The letter argues that the Marketplace Fairness Act could lead to job loss. In fact, economists Arthur Laffer and Donna Arduin recently studied this issue and found that the Marketplace Fairness Act would position states to lower other more damaging taxes, thereby adding almost 20,000 jobs in South Carolina over the next decade.

They also project an estimated increase in our state GDP of more than $5 billion over that period. You can find the full study here: http://www.21stcenturyretail.org/files/dr-art-laffer-sudy.pdf

The problem of job loss is real, but it’s happening as state governments raise sales, income, property or other taxes to make up the lost revenue from uncollected sales taxes. It’s happening as government bias disrupts competition among retailers and puts another brick-and-mortar store at a severe price disadvantage, leaving it unable to compete.

The Marketplace Fairness Act protects small businesses whether they exist online or on Main Street. While the letter writer laments the cost of software to calculate and remit sales taxes, the bill requires states to make that software available free of charge. The bill also exempts small businesses with out-of-state sales under $1 million from collection requirements.

States would have to meet basic standards for simplifying their tax codes which will make it easier for all retailers — Internet and brick-and-mortar — to expand into new markets in other states.

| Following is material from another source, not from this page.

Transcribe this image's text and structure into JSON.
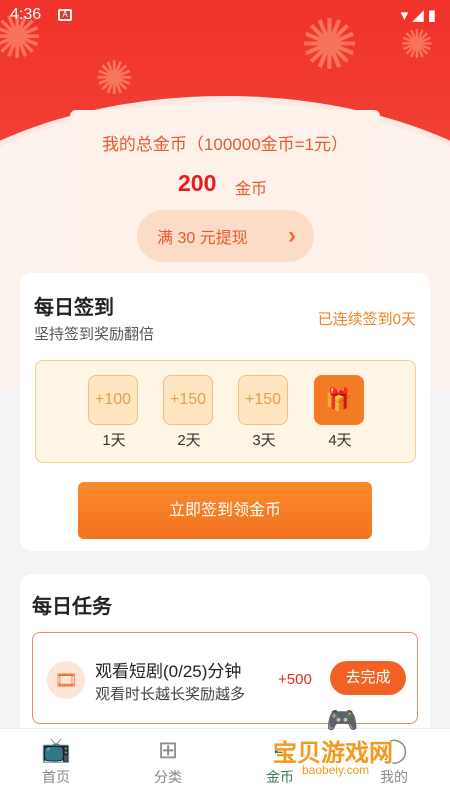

Finally, it protects small local retailers, which already collect sales tax from the first dollar, by providing them with a level playing field on which to compete.

At the end of the day, if retailers want to benefit by doing business with consumers in South Carolina, they should all play by the same rules. If a retailer doesn’t like our rules, they have the choice not to sell here.

There is a reason that the Marketplace Fairness Act is supported by hundreds of businesses, organizations and local chambers of commerce.

It’s because it is sound policy and necessary to ensure free and fair competition for a healthy retail marketplace.

Let’s tell Congress to work together for the good of American business. It’s time to pass the Marketplace Fairness Act.